Turkey rejects claims of attack on civilians in Iraq's Dohuk

·2 min read

ANKARA (Reuters) - Turkey has not carried out any attacks targeting civilians in Iraq's Dohuk province, where a strike killed eight and wounded 23, and Iraqi authorities must not fall for this "trap", Foreign Minister Mevlut Cavusoglu said on Thursday.

Turkey on Wednesday rejected claims by Iraqi officials and state media that it had carried out an attack on a mountain resort in the northern Dohuk province.

Iraq summoned Ankara's ambassador to Baghdad over the attack and its state agency said the government will call back its charge d'affaires in Ankara.

Cavusoglu told state broadcaster TRT Haber the Turkish military operations in Iraq have always been against the outlawed Kurdistan Workers Party (PKK), saying the attack on Dohuk was also carried out by what he called terrorists.

Turkey regularly carries out air strikes in northern Iraq and has sent commandos to support its offensives as part of a long-running campaign in Iraq and Syria against militants of the Kurdish PKK and the Syrian Kurdish YPG militia. Ankara regards both as terrorist groups.

Cavusoglu said reports blaming Turkey for the attack were attempts by the PKK to hinder Ankara's counter-terrorism.

"The whole world knows we would never carry out an attack on civilians," Cavusoglu said, adding the Turkish military had told his ministry that no such attack was carried out by Turkey.
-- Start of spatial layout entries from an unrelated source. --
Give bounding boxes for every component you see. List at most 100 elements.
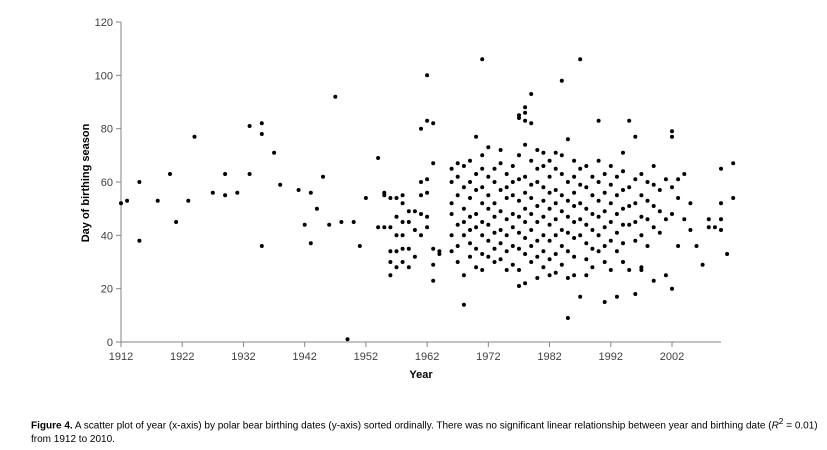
data-point bbox=[455, 244, 460, 248]
data-point bbox=[535, 238, 540, 243]
data-point bbox=[486, 222, 491, 227]
data-point bbox=[559, 153, 564, 158]
data-point bbox=[547, 206, 552, 211]
data-point bbox=[553, 233, 558, 238]
data-point bbox=[719, 228, 723, 232]
data-point bbox=[590, 265, 595, 270]
data-point bbox=[455, 222, 460, 227]
data-point bbox=[406, 220, 411, 224]
data-point bbox=[584, 206, 589, 211]
data-point bbox=[584, 164, 589, 168]
data-point bbox=[480, 233, 485, 238]
data-point bbox=[602, 244, 607, 248]
x-tick-label: 1962 bbox=[415, 351, 439, 363]
data-point bbox=[498, 257, 503, 262]
data-point bbox=[468, 180, 472, 184]
data-point bbox=[523, 236, 528, 240]
data-point bbox=[584, 257, 589, 262]
data-point bbox=[547, 273, 552, 278]
data-point bbox=[376, 225, 381, 230]
data-point bbox=[406, 246, 411, 251]
data-point bbox=[621, 241, 625, 246]
data-point bbox=[572, 236, 577, 240]
data-point bbox=[259, 244, 264, 248]
data-point bbox=[523, 118, 528, 123]
data-point bbox=[480, 268, 485, 272]
data-point bbox=[578, 166, 583, 171]
data-point bbox=[547, 174, 552, 179]
data-point bbox=[657, 230, 662, 235]
data-point bbox=[682, 172, 687, 176]
data-point bbox=[425, 214, 430, 219]
data-point bbox=[186, 198, 191, 203]
data-point bbox=[529, 244, 534, 248]
data-point bbox=[700, 262, 705, 267]
data-point bbox=[706, 225, 711, 230]
data-point bbox=[602, 209, 607, 214]
data-point bbox=[651, 278, 656, 283]
data-point bbox=[590, 246, 595, 251]
data-point bbox=[523, 190, 528, 195]
data-point bbox=[468, 254, 472, 259]
figure-caption: Figure 4. A scatter plot of year (x-axis… bbox=[31, 414, 821, 447]
data-point bbox=[541, 198, 546, 203]
data-point bbox=[596, 249, 601, 254]
data-point bbox=[223, 172, 228, 176]
data-point bbox=[492, 260, 497, 264]
data-point bbox=[633, 134, 638, 139]
data-point bbox=[247, 172, 252, 176]
data-point bbox=[523, 105, 528, 110]
data-point bbox=[535, 276, 540, 280]
data-point bbox=[523, 142, 528, 147]
data-point bbox=[651, 182, 656, 187]
data-point bbox=[614, 294, 619, 299]
data-point bbox=[327, 222, 332, 227]
data-point bbox=[394, 196, 399, 200]
data-point bbox=[541, 233, 546, 238]
data-point bbox=[529, 158, 534, 163]
data-point bbox=[498, 148, 503, 152]
data-point bbox=[517, 268, 521, 272]
data-point bbox=[461, 185, 466, 190]
data-point bbox=[645, 244, 650, 248]
data-point bbox=[559, 78, 564, 83]
data-point bbox=[608, 220, 613, 224]
data-point bbox=[614, 193, 619, 198]
data-point bbox=[437, 252, 442, 256]
data-point bbox=[351, 220, 356, 224]
data-point bbox=[578, 182, 583, 187]
data-point bbox=[235, 190, 240, 195]
data-point bbox=[223, 193, 228, 198]
data-point bbox=[425, 118, 430, 123]
data-point bbox=[272, 150, 277, 155]
data-point bbox=[651, 204, 656, 208]
data-point bbox=[645, 180, 650, 184]
data-point bbox=[731, 196, 736, 200]
r-squared-exponent: 2 bbox=[778, 416, 784, 426]
data-point bbox=[504, 268, 509, 272]
data-point bbox=[596, 198, 601, 203]
x-tick-label: 1922 bbox=[170, 351, 194, 363]
data-point bbox=[517, 284, 521, 288]
x-tick-label: 1992 bbox=[599, 351, 623, 363]
data-point bbox=[596, 233, 601, 238]
data-point bbox=[559, 193, 564, 198]
data-point bbox=[400, 193, 405, 198]
data-point bbox=[596, 180, 601, 184]
data-point bbox=[578, 57, 583, 62]
data-point bbox=[137, 180, 142, 184]
data-point bbox=[663, 217, 668, 222]
data-point bbox=[535, 204, 540, 208]
data-point bbox=[431, 262, 436, 267]
data-point bbox=[474, 265, 479, 270]
data-point bbox=[321, 174, 325, 179]
data-point bbox=[517, 198, 521, 203]
data-point bbox=[633, 201, 638, 206]
data-point bbox=[345, 337, 350, 342]
data-points bbox=[119, 57, 736, 342]
data-point bbox=[510, 225, 515, 230]
data-point bbox=[529, 228, 534, 232]
data-point bbox=[480, 153, 485, 158]
data-point bbox=[296, 188, 301, 192]
data-point bbox=[688, 201, 693, 206]
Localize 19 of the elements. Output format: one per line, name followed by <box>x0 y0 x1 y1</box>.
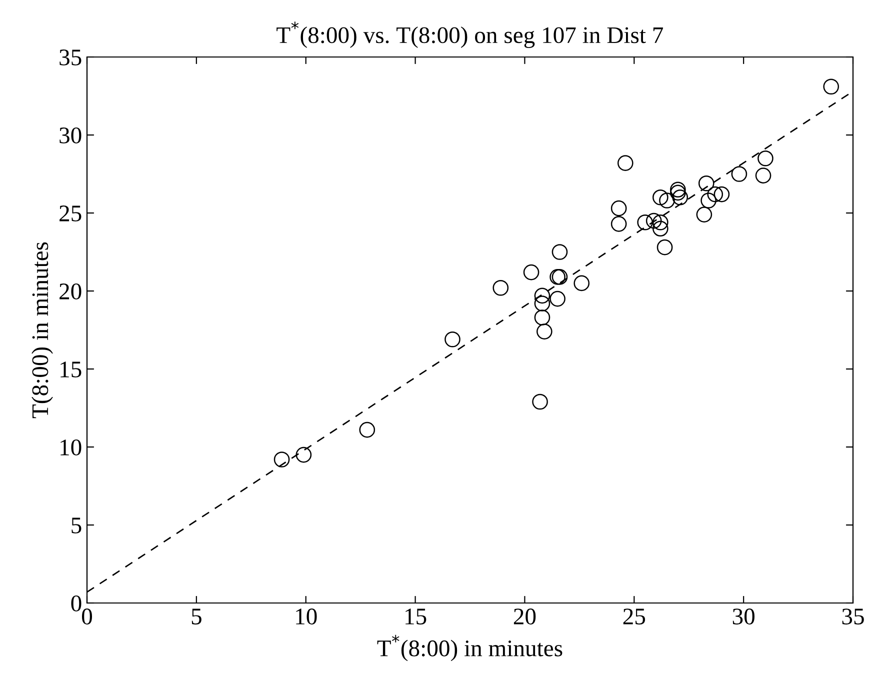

"Following this attack, which we believe the (PKK) terrorist organisation carried out, we are ready to hold talks with Iraqi officials. We can cooperate for the curtain of fog to be lifted. Until that is lifted, it is not right to blame Turkey," he said.

The PKK took up arms against the Turkish state in 1984. More than 40,000 people have been killed in the conflict, which in the past was mainly focussed in southeast Turkey, where the PKK sought to create an ethnic homeland.

Dozens of Iraqis gathered on Wednesday outside the Turkish embassy in Baghdad to protest the attack. The top United Nations envoy to Iraq also condemned it and called for an investigation.

Cavusoglu said that while there were protests outside the embassy and other Turkish offices, there were no reports of damage or injuries.